Save for certain provisions relating to the Exclusivity, confidentiality, expenses, governing law, dispute resolution and that set out in paragraph (i) above, other terms of the MOU do not constitute legally-binding commitment in respect of the Proposed Transaction. The Company is seeking to explore opportunities of participating in the online gaming industry and intends to discuss with the Participating Shareholders for the possibility of investing in the Target Company.

As at the date of announcement, no definitive or legally binding agreement has been entered into by the Company in relation to the Proposed Transaction. The Proposed Transaction will be subject to the execution of the Definitive Agreement. The Proposed Transaction, if materialised, may constitute a notifiable transaction and the Company will comply with the applicable requirements under the GEM Listing Rules accordingly and make further announcement(s) in this regard as and when appropriate.

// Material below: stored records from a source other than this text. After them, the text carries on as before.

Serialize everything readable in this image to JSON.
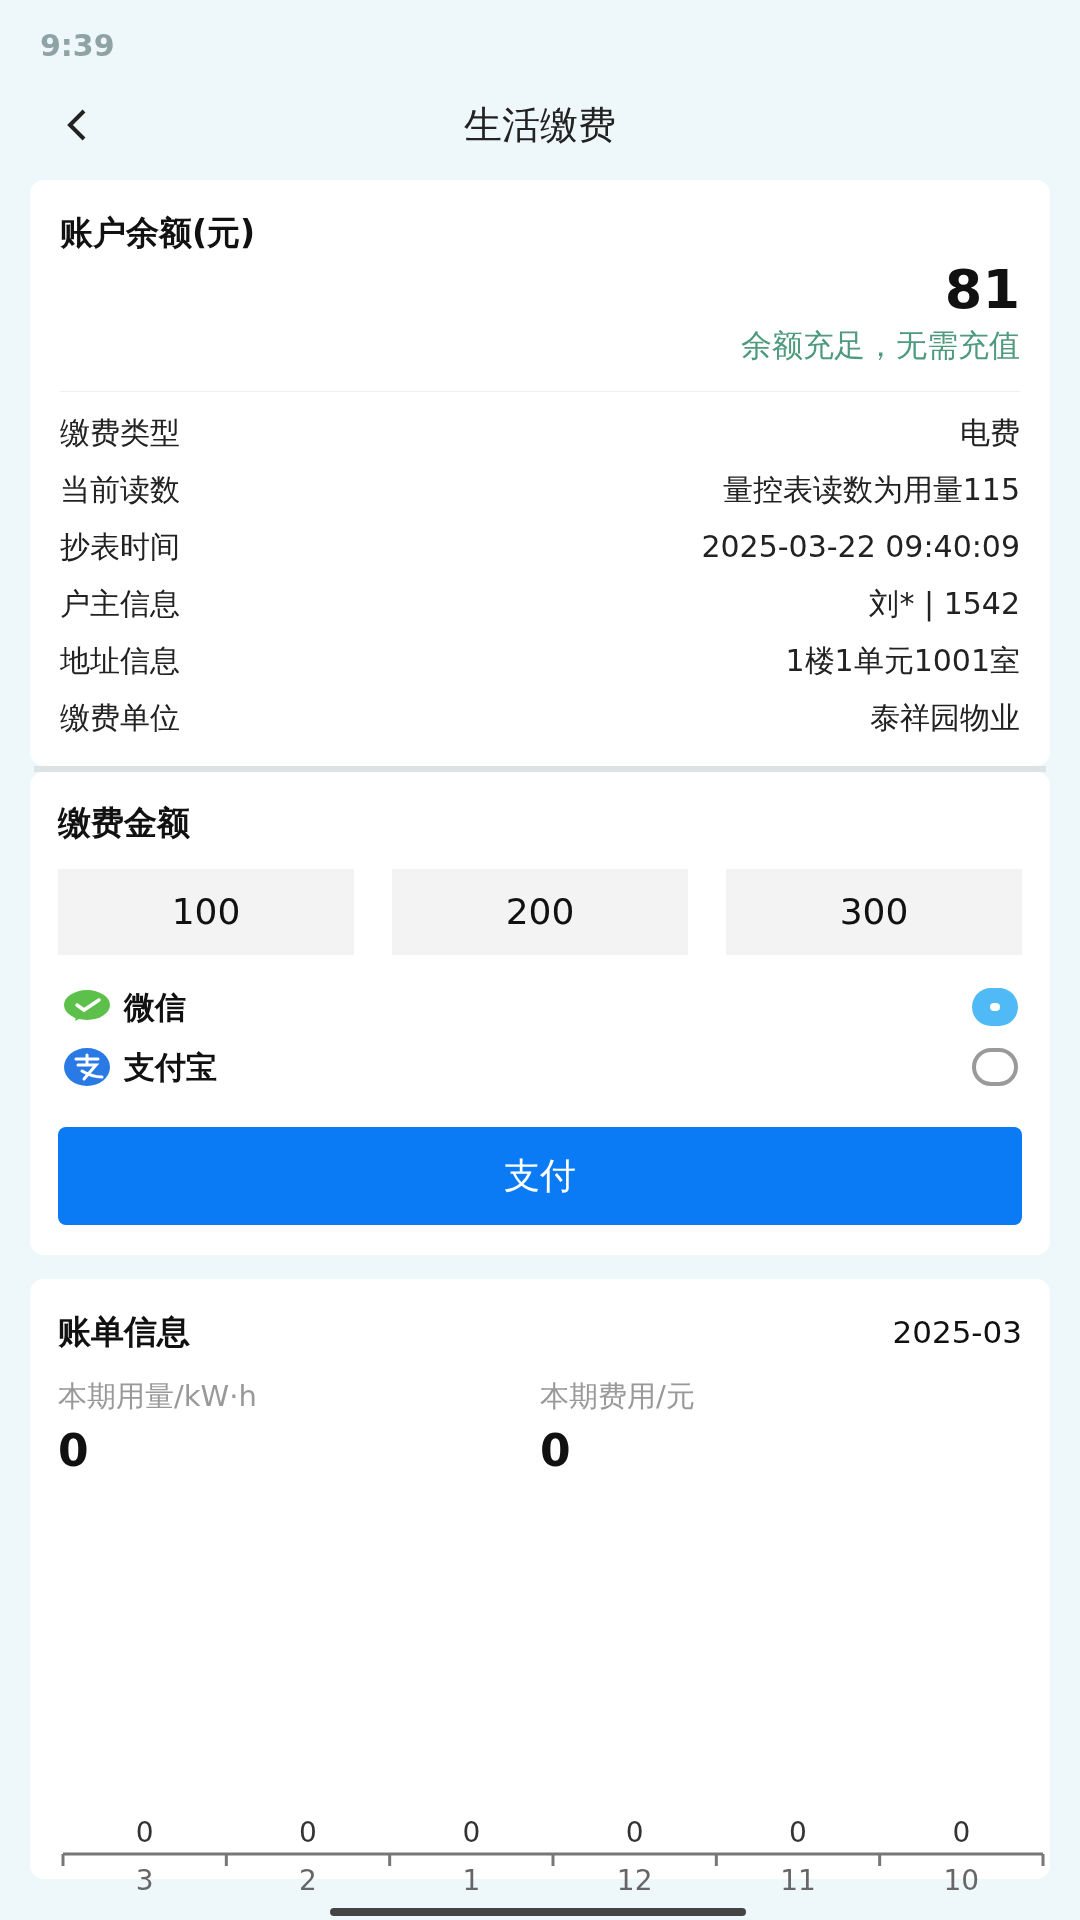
{
  "status_bar": {
    "time": "9:39"
  },
  "header": {
    "title": "生活缴费"
  },
  "balance": {
    "label": "账户余额(元)",
    "amount": "81",
    "note": "余额充足，无需充值"
  },
  "details": [
    {
      "label": "缴费类型",
      "value": "电费"
    },
    {
      "label": "当前读数",
      "value": "量控表读数为用量115"
    },
    {
      "label": "抄表时间",
      "value": "2025-03-22 09:40:09"
    },
    {
      "label": "户主信息",
      "value": "刘* | 1542"
    },
    {
      "label": "地址信息",
      "value": "1楼1单元1001室"
    },
    {
      "label": "缴费单位",
      "value": "泰祥园物业"
    }
  ],
  "payment": {
    "title": "缴费金额",
    "amounts": [
      "100",
      "200",
      "300"
    ],
    "methods": [
      {
        "kind": "wechat",
        "label": "微信",
        "selected": true
      },
      {
        "kind": "alipay",
        "label": "支付宝",
        "selected": false
      }
    ],
    "pay_button": "支付"
  },
  "bill": {
    "title": "账单信息",
    "month": "2025-03",
    "stats": [
      {
        "label": "本期用量/kW·h",
        "value": "0"
      },
      {
        "label": "本期费用/元",
        "value": "0"
      }
    ],
    "chart": {
      "value_labels": [
        "0",
        "0",
        "0",
        "0",
        "0",
        "0"
      ],
      "month_labels": [
        "3",
        "2",
        "1",
        "12",
        "11",
        "10"
      ]
    }
  }
}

As the Proposed Transaction may or may not proceed, shareholders and potential investors of the Company should exercise caution when dealing in the shares of the Company.

By order of the Board

L&A International Holdings Limited Yang Si Kit Kenny Chairman and Executive Director

Hong Kong, 15 March 2016

As at the date of this announcement, the Board comprises three executive Directors, namely, Mr. Yang Si Kit Kenny, Mr. Yang Si Hang, and Mr. Ng Ka Ho, one non-executive Director, namely, Mr. Wong Chiu Po and three independent non-executive Directors, namely, Ms. Cheung Marn Kay, Mr. Chan Ming Sun Jonathan and Mr. Kwong Lun Kei Victor.

This announcement, for which the Directors collectively and individually accept full responsibility, includes particulars given in compliance with the GEM Listing Rules for the purpose of giving information with regard to the Company. The Directors, having made all reasonable enquiries, confirm that to the best of their knowledge and belief, the information contained in this announcement is accurate and complete in all material respects and not misleading or deceptive, and there are no other matters the omission of which would make any statement herein or this announcement misleading.